The 3 best books by Elvira Navarro

It is curious how some fiction books, which cannot be limited to a specific genre, end up being labeled as plain literary works. Skinny favor is done to the noir or to the historical fiction if they cannot be considered literary novels. But it is also true that when one looks at the books of authors such as Elvira navarro or to many other chronicler authors of his time from the intrahistorical point of view, leaving them to contemporary authors is too meager.

Because authors like Elvira create literature, embroider plots, outline scenes, expose their characters on the tables of existence. All giving off that care for the form without ever forgetting the background. That balance is Literature, hence the labeling that can appear in certain classifications.

In the end, not so bad. Without the band on duty, one ends up convinced that one is simply reading life. There is, for example, no case to solve with the turn of the turn; These are close situations where the spins are already responsible for generating them, the inertias of this world in orbit. A place in constant change and movement to which we all sink without hardly appreciating it, clinging to a ground that keeps us still from the appearance of our insignificance.

Top 3 recommended books by Elvira Navarro

The island of rabbits

This book summarizes a set of stories essentially focused on the present but timeless in their presentation of estrangement, of that brilliant effect of large feathers capable of stripping our reality to be able to observe it in an impudent, cruel, true way.

Because reality is structured according to an imaginary that always points to the subjective. And that is where the metaphors, allegories or fables of the great writers end up creating a common place, a kind of limbo that all imagination can access to rescue disturbing impressions, ultimately lucid once the symbol explodes on our conscience. to leave us speechless.

The title of the book: The Island of the Rabbits, comes from one of the stories between the fable and the symbolism with different readings between the absurdity of our behavior and our propensity to find problems for great solutions. But any of the other solved stories intoxicating with that aroma of sweet fatalism of a fantastic tale always narrated under the cadence of a delicately musical decadence, as played by some musicians from the Titanic who were perhaps the first to abandon ship ...

Doom is a prophecy that fits perfectly in an environment that suddenly becomes as fantastical as it is disturbing. Characters subjected to unexpected plane changes, unknown dimensions for very common feelings. Souls that flee from among the bones before the gloomy vision of a world plunged into the abyss. A narrative collage where nonsense is the most surprising glue. A narrative collage that ends up composing a canvas that, seen from afar, offers a lucid perspective of the deepest humanity.

The island of rabbits, by Elvira Navarro

The worker

Thinking about it cold, normality is an entelechy and everything eccentric can be a pathological tendency that circumstances will eventually stigmatize. On how to take personal stridencies to the limit of the pathological ...

This novel, which confirms Elvira Navarro as one of the most unique voices of her generation, is perhaps one of the few in recent Spanish literature that investigates mental pathology, without separating it from the social context in which it is produced.

Elisa edits books for a large publishing group that delays payments for months. Economic precariousness forces her to share a flat with a strange woman with no past. A suffocating silence about what concerns the work and life of this unusual tenant leads Elisa to become obsessed with knowing who she is.
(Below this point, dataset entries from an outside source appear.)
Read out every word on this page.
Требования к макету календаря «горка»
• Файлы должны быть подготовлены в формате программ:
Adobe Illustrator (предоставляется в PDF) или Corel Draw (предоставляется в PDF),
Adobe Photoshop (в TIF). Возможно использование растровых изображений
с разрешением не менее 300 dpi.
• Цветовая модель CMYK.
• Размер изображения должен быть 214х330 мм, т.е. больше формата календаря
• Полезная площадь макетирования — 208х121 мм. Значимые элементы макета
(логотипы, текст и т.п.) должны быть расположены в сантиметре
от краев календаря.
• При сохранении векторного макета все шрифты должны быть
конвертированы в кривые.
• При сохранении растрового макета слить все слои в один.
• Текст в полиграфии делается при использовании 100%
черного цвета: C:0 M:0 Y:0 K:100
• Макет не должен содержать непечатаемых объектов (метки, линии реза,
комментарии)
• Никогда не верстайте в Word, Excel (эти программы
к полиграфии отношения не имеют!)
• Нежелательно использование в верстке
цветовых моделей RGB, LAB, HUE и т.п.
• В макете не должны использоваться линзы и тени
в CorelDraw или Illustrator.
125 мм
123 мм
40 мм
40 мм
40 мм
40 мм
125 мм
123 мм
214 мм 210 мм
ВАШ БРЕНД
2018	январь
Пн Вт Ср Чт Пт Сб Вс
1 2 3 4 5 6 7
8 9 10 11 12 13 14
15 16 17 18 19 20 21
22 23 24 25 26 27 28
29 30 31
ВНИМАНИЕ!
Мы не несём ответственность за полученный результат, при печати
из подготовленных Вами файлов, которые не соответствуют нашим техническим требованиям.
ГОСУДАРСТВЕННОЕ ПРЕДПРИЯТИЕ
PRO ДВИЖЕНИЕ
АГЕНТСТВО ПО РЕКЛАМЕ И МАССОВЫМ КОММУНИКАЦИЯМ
Her questions are answered by a series of fictions with which her roommate sabotages any possibility of someone meeting her, or at least that is what Elisa believes, who does not conceive that madness is a place from which she can voluntarily build herself. .

In these pages the disease ends up appearing as a sign of normality. After reading it, the inevitable question arises whether in a scenario like the current one, where common projects seem to have vanished, it is possible to live outside the pathological and tell something that is not pathology.
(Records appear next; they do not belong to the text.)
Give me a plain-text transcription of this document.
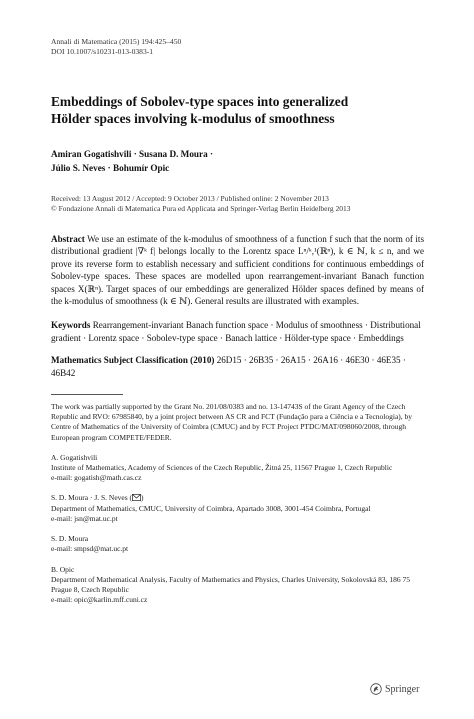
Annali di Matematica (2015) 194:425–450
DOI 10.1007/s10231-013-0383-1
Embeddings of Sobolev-type spaces into generalized
Hölder spaces involving k-modulus of smoothness
Amiran Gogatishvili · Susana D. Moura ·
Júlio S. Neves · Bohumír Opic
Received: 13 August 2012 / Accepted: 9 October 2013 / Published online: 2 November 2013
© Fondazione Annali di Matematica Pura ed Applicata and Springer-Verlag Berlin Heidelberg 2013
Abstract We use an estimate of the k-modulus of smoothness of a function f such that the norm of its distributional gradient |∇ᵏ f| belongs locally to the Lorentz space Lⁿ/ᵏ,¹(ℝⁿ), k ∈ ℕ, k ≤ n, and we prove its reverse form to establish necessary and sufficient conditions for continuous embeddings of Sobolev-type spaces. These spaces are modelled upon rearrangement-invariant Banach function spaces X(ℝⁿ). Target spaces of our embeddings are generalized Hölder spaces defined by means of the k-modulus of smoothness (k ∈ ℕ). General results are illustrated with examples.
Keywords Rearrangement-invariant Banach function space · Modulus of smoothness · Distributional gradient · Lorentz space · Sobolev-type space · Banach lattice · Hölder-type space · Embeddings
Mathematics Subject Classification (2010) 26D15 · 26B35 · 26A15 · 26A16 · 46E30 · 46E35 · 46B42
The work was partially supported by the Grant No. 201/08/0383 and no. 13-14743S of the Grant Agency of the Czech Republic and RVO: 67985840, by a joint project between AS CR and FCT (Fundação para a Ciência e a Tecnologia), by Centre of Mathematics of the University of Coimbra (CMUC) and by FCT Project PTDC/MAT/098060/2008, through European program COMPETE/FEDER.

A. Gogatishvili

Institute of Mathematics, Academy of Sciences of the Czech Republic, Žitná 25, 11567 Prague 1, Czech Republic

e-mail: gogatish@math.cas.cz

S. D. Moura · J. S. Neves ( )

Department of Mathematics, CMUC, University of Coimbra, Apartado 3008, 3001-454 Coimbra, Portugal

e-mail: jsn@mat.uc.pt

S. D. Moura

e-mail: smpsd@mat.uc.pt

B. Opic

Department of Mathematical Analysis, Faculty of Mathematics and Physics, Charles University, Sokolovská 83, 186 75 Prague 8, Czech Republic

e-mail: opic@karlin.mff.cuni.cz

Springer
The Worker, by Elvira Navarro

The city in winter

Clara, the main character, takes her first steps in life. In the classic narrative imaginary, the life event has its beginning, its middle and its end. This book questions and breaks that sequence because the girl or adolescent traces, finds and solves, as best she can, knots, traps and outcomes. I would not dare to say that we are dealing with a learning story. It is something else: the brutal clash against a life that seems to be in a hurry to make itself present.

An almost sober or severe writing, apparently resigned to account for a dry, austere, secular pain, free of rhetorical fuss. Four narrative moments that even without apparent concession have made us remember two of the best horror stories in Spanish literature of all time: My sister elba, by Cristina Fernández Cubas, and There is always a dog on the prowl, by Ignacio Martínez de Pisón (by the way, if you haven't read them yet, don't stop doing so). It's shocking to think that what this book tells us is happening there, at our side, on the other side of that street along which we calmly walk.